We called his primary physician again when he started trembling. At that time he told us to discontinue the lisinopril. The Lipitor was never started because we felt he had enough problems already without taking more medications. My husband then developed a hiccup spasm which is very loud and happens sporadically. He continued to have the extreme tiredness, lightheadedness, dizziness, and trembling so back to the doctor we went. An ultrasound of the carotid artery was ordered and was found to be clear, despite the fact that he nearly fell over after the exam. We were referred to an ear-nose-and-throat specialist to rule out a middle ear infection. Everything appeared to be fine but recommended to our personal physician that a test be done on the inner ear and an MRI of the ear and brain.
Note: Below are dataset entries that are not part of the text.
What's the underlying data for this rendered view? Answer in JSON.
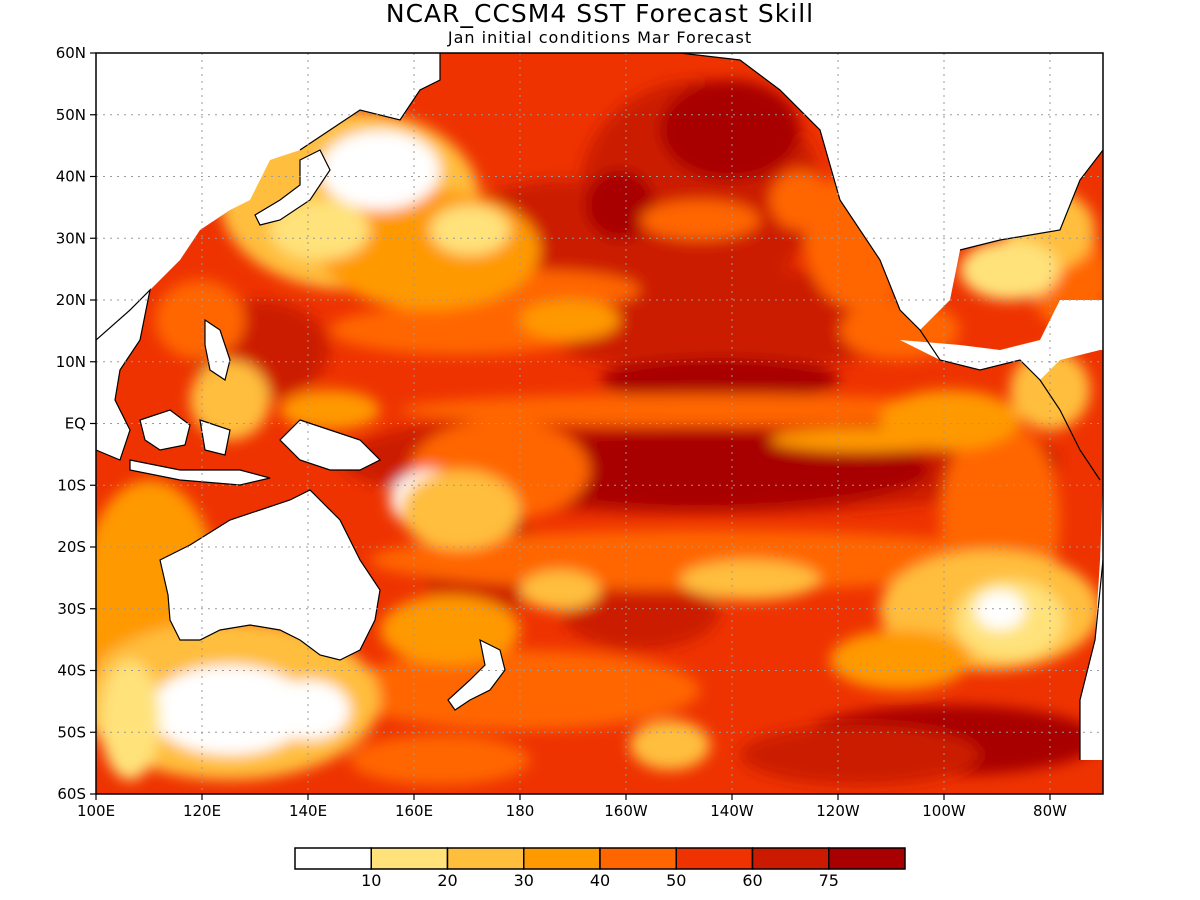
{
  "title": "NCAR_CCSM4  SST Forecast Skill",
  "subtitle": "Jan initial conditions  Mar Forecast",
  "lat_labels": [
    "60N",
    "50N",
    "40N",
    "30N",
    "20N",
    "10N",
    "EQ",
    "10S",
    "20S",
    "30S",
    "40S",
    "50S",
    "60S"
  ],
  "lon_labels": [
    "100E",
    "120E",
    "140E",
    "160E",
    "180",
    "160W",
    "140W",
    "120W",
    "100W",
    "80W"
  ],
  "colorbar": {
    "colors": [
      "#ffffff",
      "#ffe27a",
      "#ffbe3c",
      "#ff9900",
      "#ff6600",
      "#ee3300",
      "#cc1a00",
      "#a80000"
    ],
    "labels": [
      "10",
      "20",
      "30",
      "40",
      "50",
      "60",
      "75"
    ]
  }
}
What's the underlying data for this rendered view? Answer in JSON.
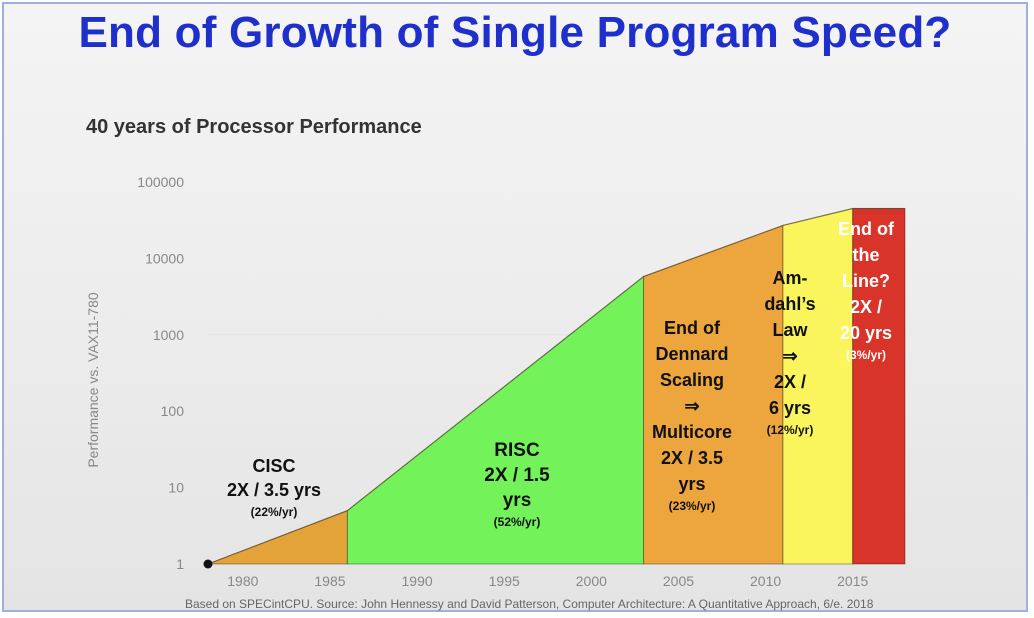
{
  "slide_title": "End of Growth of Single Program Speed?",
  "source_note": "Based on SPECintCPU. Source: John Hennessy and David Patterson, Computer Architecture: A Quantitative Approach, 6/e. 2018",
  "colors": {
    "title": "#1f2fcc",
    "cisc": "#e3a338",
    "risc": "#73f25a",
    "dennard": "#eca63d",
    "amdahl": "#fbf55d",
    "end_of_line": "#d9342a",
    "end_of_line_text": "#ffffff",
    "region_text": "#111111"
  },
  "chart_data": {
    "type": "area",
    "title": "40 years of Processor Performance",
    "ylabel": "Performance vs. VAX11-780",
    "xlabel": "",
    "yscale": "log",
    "ylim": [
      1,
      100000
    ],
    "xlim": [
      1978,
      2018
    ],
    "yticks": [
      "1",
      "10",
      "100",
      "1000",
      "10000",
      "100000"
    ],
    "xticks": [
      "1980",
      "1985",
      "1990",
      "1995",
      "2000",
      "2005",
      "2010",
      "2015"
    ],
    "x": [
      1978,
      1986,
      2003,
      2011,
      2015,
      2018
    ],
    "y": [
      1,
      5,
      5800,
      27000,
      45000,
      45000
    ],
    "regions": [
      {
        "name": "cisc",
        "x_start": 1978,
        "x_end": 1986,
        "lines": [
          "CISC",
          "2X / 3.5 yrs"
        ],
        "rate": "(22%/yr)"
      },
      {
        "name": "risc",
        "x_start": 1986,
        "x_end": 2003,
        "lines": [
          "RISC",
          "2X / 1.5",
          "yrs"
        ],
        "rate": "(52%/yr)"
      },
      {
        "name": "dennard",
        "x_start": 2003,
        "x_end": 2011,
        "lines": [
          "End of",
          "Dennard",
          "Scaling",
          "⇒",
          "Multicore",
          "2X / 3.5",
          "yrs"
        ],
        "rate": "(23%/yr)"
      },
      {
        "name": "amdahl",
        "x_start": 2011,
        "x_end": 2015,
        "lines": [
          "Am-",
          "dahl’s",
          "Law",
          "⇒",
          "2X /",
          "6 yrs"
        ],
        "rate": "(12%/yr)"
      },
      {
        "name": "end_of_line",
        "x_start": 2015,
        "x_end": 2018,
        "lines": [
          "End of",
          "the",
          "Line?",
          "2X /",
          "20 yrs"
        ],
        "rate": "(3%/yr)"
      }
    ],
    "grid": false
  }
}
We decided to hold off on the testing at that point.

In January 2008, our doctor prescribed an antidepressant, fluoxetine. His symptoms improved slightly but two weeks later, my husband couldn’t urinate and was sent to a urologist. He finally was able to go shortly after we arrived for the appointment. During the exam everything was found to be normal but it was recommend that he have an internal exam of his bladder. That test was never done.

Back when my husband had the cough, he felt something happen in his lower torso but didn’t notice anything. He then developed a bulge in late January 2008 that was diagnosed as a hernia. By the time this arrives to you he will probably have had corrective surgery (scheduled for May 2008). He continues to have symptoms despite stopping most of his medications and now has trouble urinating, constipation and a hernia. We don’t know what to do, his doctors cannot find anything wrong and I am worried.

DEAR READER:
Your husband appears to have a series of seemingly unrelated symptoms. Some are similar to adverse effects of his medications, others of vertigo, infection and his hernia.
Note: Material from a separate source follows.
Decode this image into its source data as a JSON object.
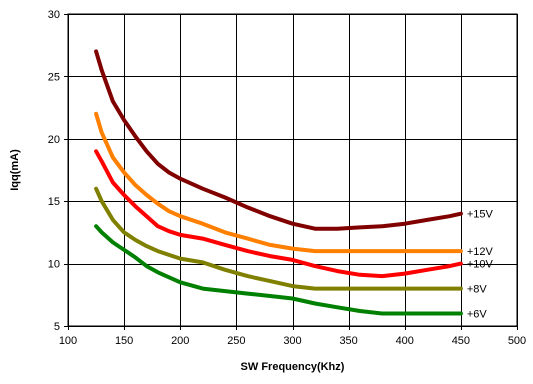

Your husband’s doctors appear to have done appropriate testing and exams but thus far have failed to find an explanation. Therefore, I recommend your husband get a second opinion from another internist who specializes in ailments of the whole body rather than just this part or that part. You should bring a copy of your husband’s medical record with you to the appointment which will provide an accurate history of symptoms, medications, testing and more. Perhaps having a fresh set of eyes look over the history and do another general examination will reveal something overlooked.

As for holding off on the testing, I urge you to now have that MRI of the ear and brain. The dizziness, lightheadedness and nausea may all stem from vertigo. Vertigo is caused by an abnormality within the ear that can, often upon waking, looking up, bending down and more can cause motion sickness-like symptoms.

The constipation, inability or difficulty to urinate may be part of the hernia which once repaired should stop symptoms. A hernia occurs when part of the intestine slips through an abnormal hole in the abdomen into various areas. Depending on the area of the hernia, symptoms vary. Constipation is fairly common because the stool within the bowel can become blocked in the area that has been “misplaced”. If the intestine is pushing on the tubes leading from the kidneys or the bladder, urination can be affected.

Get a second opinion and follow-up on the recommended testing. Let me know how this turns out.